Sunday, March 26, 2006

Bad Presentations

I left this part out of yesterday's post, but my talk sucked. Other people told me it was ok, but they were just being nice. I'm not complaining. It serves me right for not preparing like I should.

For those of you who have never been to such a meeting, the presentations can be in two formats. You can give a talk (usually 12 minutes with 3 more for questions) or you can put together a poster that shows your work, and you stand by it to answer questions that anyone may have. Posters are generally easier to present, but they have to be done far enough in advance to be printed in time for the meeting. One of my lab mates asked me why I didn't just do a poster instead and I told him it was because I knew I wouldn't be able to put one together in time to get it printed.

I also told him that even though my talk sucked, I can take solace in the fact that no matter how bad it was, I will never in my life put something together that's as bad as a poster Yang and I saw at my first professional meeting. We had looked through the program the night before, and saw that there was a poster about the ecological interactions between dinosaur species. I think there's something inherently cool about dinosaurs that brings out the little kid in us all, so Yang and I decided that this poster was a must see.

The organizers of these meetings number each poster so that people can just walk around to the ones they want to see without reading them all, so as we walked around the poster session we knew we were coming up on the dinosaur poster. We rounded the corner, and there it was, in all its shameful glory. Instead of a 'real' poster, the author had hung sheets of white paper with the words and pictures drawn on them in crayon. He was sitting on a chair, hunched over with his back turned to the aisle so as to avoid making eye contact with anybody. We kept on walking.

In hindsight, it was probably some sort of psychology experiment where they just wanted to see if people would stop and be nice because they felt bad for the guy or something. I can't imagine why anyone would present something like that otherwise.

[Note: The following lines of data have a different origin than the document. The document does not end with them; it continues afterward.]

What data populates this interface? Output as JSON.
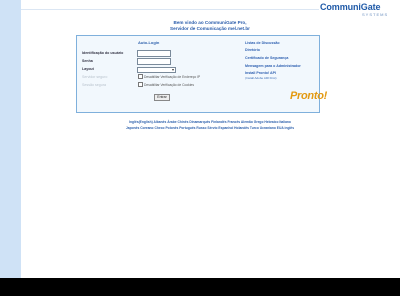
{
  "brand": {
    "name": "CommuniGate",
    "sub": "SYSTEMS"
  },
  "welcome": {
    "line1": "Bem vindo ao CommuniGate Pro,",
    "line2": "Servidor de Comunicação mel.net.br"
  },
  "login": {
    "title": "Auto-Login",
    "user_label": "Identificação do usuário",
    "password_label": "Senha",
    "layout_label": "Layout",
    "disabled_label1": "Servidor seguro",
    "disabled_label2": "Sessão segura",
    "check1_label": "Desabilitar Verificação de Endereço IP",
    "check2_label": "Desabilitar Verificação de Cookies",
    "submit_label": "Entrar",
    "user_value": "",
    "password_value": "",
    "layout_value": ""
  },
  "links": {
    "list": "Listas de Discussão",
    "directory": "Diretório",
    "cert": "Certificado de Segurança",
    "admin": "Mensagem para o Administrador",
    "install": "Install Pronto! API",
    "install_sub": "(Install Adobe AIR First)"
  },
  "pronto_logo": "Pronto!",
  "languages": {
    "row1": "Inglês(English) Albanês Árabe Chinês Dinamarquês Finlandês Francês Alemão Grego Hebraico Italiano",
    "row2": "Japonês Coreano Checo Polonês Português Russo Sérvio Espanhol Holandês Turco Ucraniano EUA inglês"
  },
  "colors": {
    "accent": "#2a5cab",
    "panel_border": "#7fb0dc",
    "pronto": "#e39a12"
  }
}
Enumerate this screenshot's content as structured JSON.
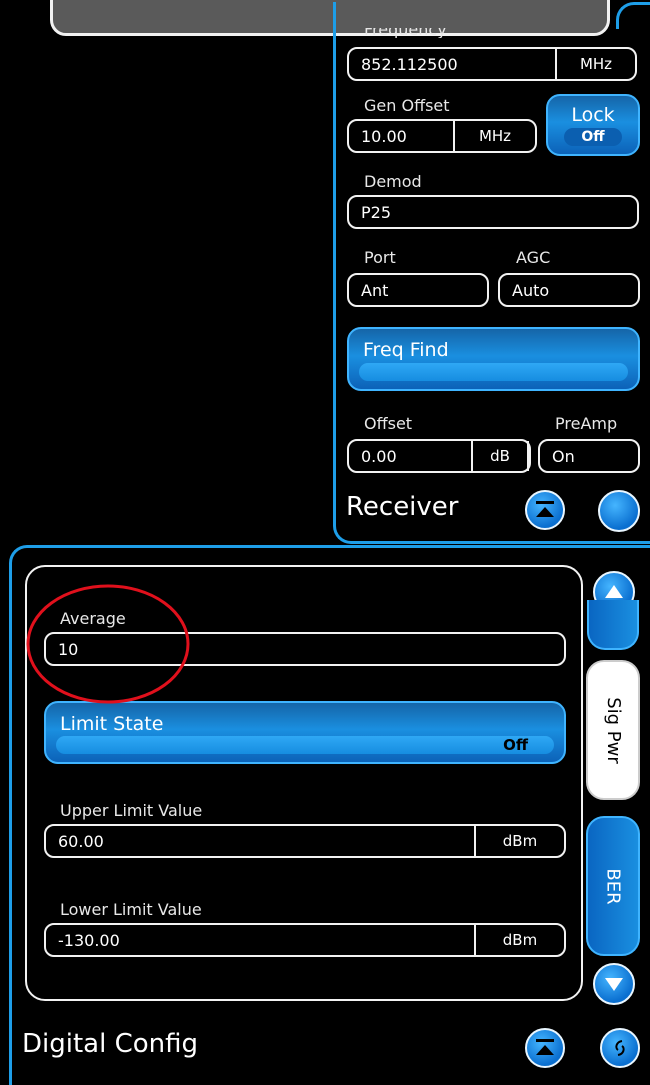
{
  "receiver": {
    "frequency_label": "Frequency",
    "frequency_value": "852.112500",
    "frequency_unit": "MHz",
    "gen_offset_label": "Gen Offset",
    "gen_offset_value": "10.00",
    "gen_offset_unit": "MHz",
    "lock_label": "Lock",
    "lock_state": "Off",
    "demod_label": "Demod",
    "demod_value": "P25",
    "port_label": "Port",
    "port_value": "Ant",
    "agc_label": "AGC",
    "agc_value": "Auto",
    "freq_find_label": "Freq Find",
    "offset_label": "Offset",
    "offset_value": "0.00",
    "offset_unit": "dB",
    "preamp_label": "PreAmp",
    "preamp_value": "On",
    "title": "Receiver"
  },
  "digital_config": {
    "title": "Digital Config",
    "average_label": "Average",
    "average_value": "10",
    "limit_state_label": "Limit State",
    "limit_state_value": "Off",
    "upper_limit_label": "Upper Limit Value",
    "upper_limit_value": "60.00",
    "upper_limit_unit": "dBm",
    "lower_limit_label": "Lower Limit Value",
    "lower_limit_value": "-130.00",
    "lower_limit_unit": "dBm",
    "tabs": [
      {
        "label": "Sig Pwr",
        "selected": true
      },
      {
        "label": "BER",
        "selected": false
      }
    ]
  },
  "colors": {
    "accent": "#1e9ee8",
    "annotation": "#e0101c"
  }
}
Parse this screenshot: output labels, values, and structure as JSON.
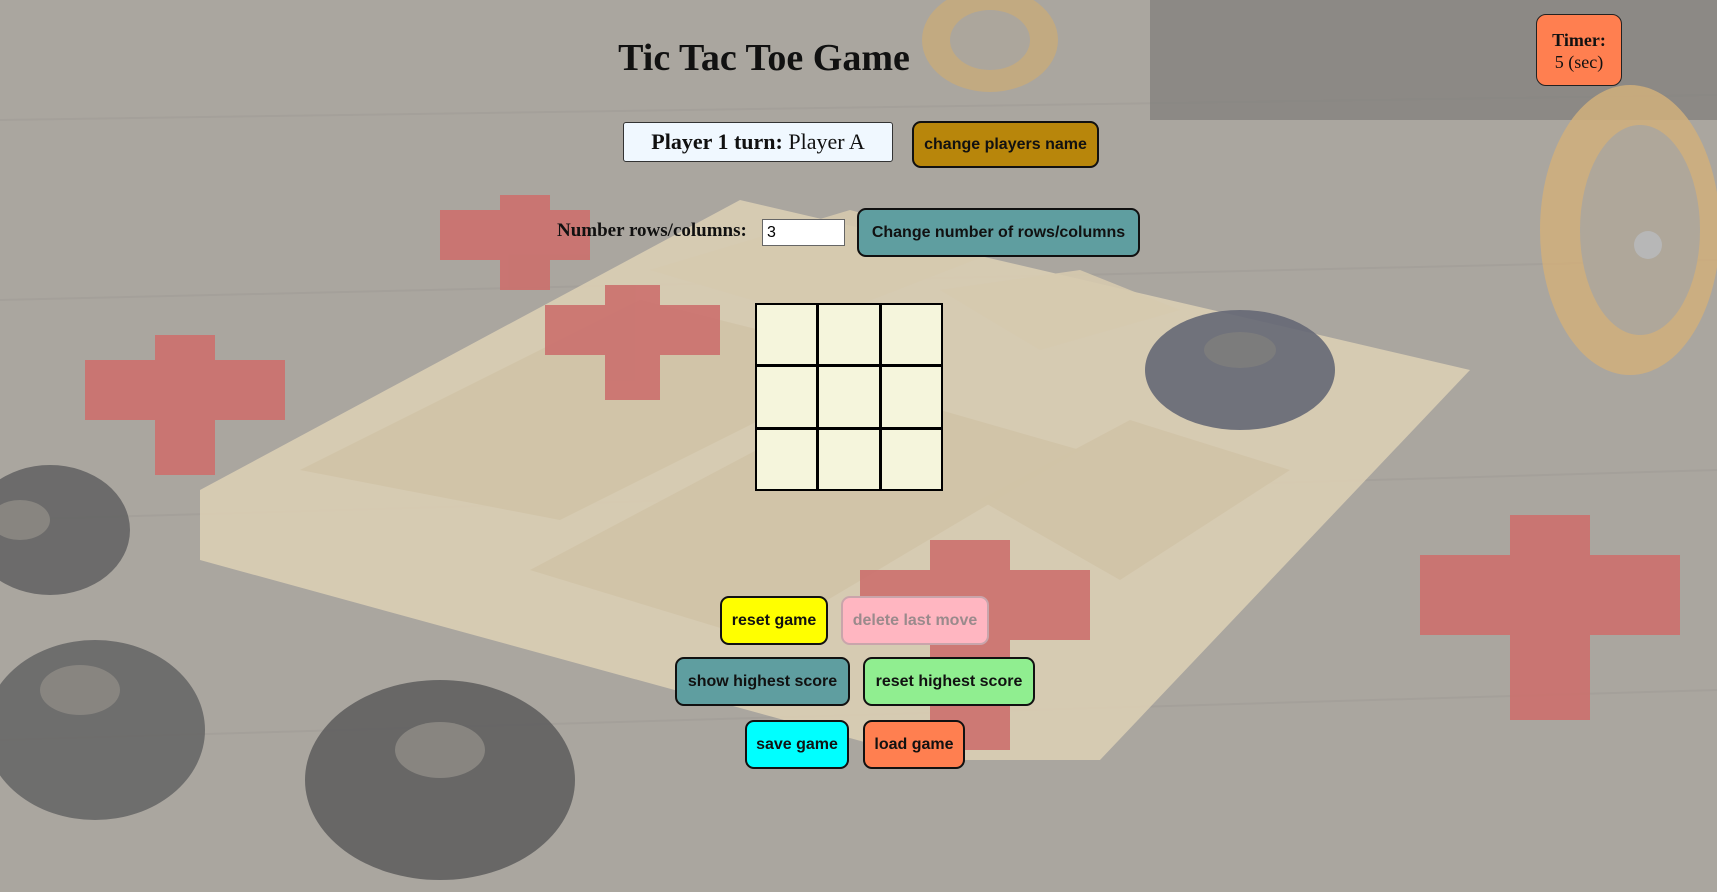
{
  "title": "Tic Tac Toe Game",
  "timer": {
    "label": "Timer:",
    "value": "5 (sec)",
    "color": "#ff7f50"
  },
  "turn": {
    "label": "Player 1 turn:",
    "player": "Player A"
  },
  "buttons": {
    "change_players_name": "change players name",
    "change_rows": "Change number of rows/columns",
    "reset_game": "reset game",
    "delete_last_move": "delete last move",
    "show_highest_score": "show highest score",
    "reset_highest_score": "reset highest score",
    "save_game": "save game",
    "load_game": "load game"
  },
  "rows_columns": {
    "label": "Number rows/columns:",
    "value": "3"
  },
  "board": {
    "size": 3,
    "cells": [
      "",
      "",
      "",
      "",
      "",
      "",
      "",
      "",
      ""
    ]
  },
  "colors": {
    "change_players_name": "#b8860b",
    "change_rows": "#5f9ea0",
    "reset_game": "#ffff00",
    "delete_last_move": "#ffb6c1",
    "show_highest_score": "#5f9ea0",
    "reset_highest_score": "#90ee90",
    "save_game": "#00ffff",
    "load_game": "#ff7f50",
    "cell": "#f5f5dc"
  }
}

When I told my lab mate this story he said "The only way you can do a worse job than that would be to make a poster by mixing pig's blood and ashes and writing it on a cow's hide."

4 comments:

mindy said...

I can't believe that there was actually such a horrid poster! I would have thought the conference admin would have required it to be taken down. They are so anal about other things... I wish I could have seen it though.

And I think the cow hide one would actually have been better!

PsychDoctor said...

I did a paper presentation once and it was horrible...I kept losing my train of thought, and would kind of start mumbling things under my breath...It was pretty pathetic.

Michael Nannini said...

I had forgotten about that one Minnow. It brought a smile to my face reading about it again. Maybe the guy had decided to get his 3-year-old a head start in the scientific community and let him/her design the poster. All it needed was a kid drawing of a T-rex eating a stegosaurus or something for a figure and the presentation would have been complete.

slimysculpin said...

I usually think my presentations are good, but then people ask questions that make it clear that they have no clue what I am talking about. Or maybe they know what I'm talking about and I don't.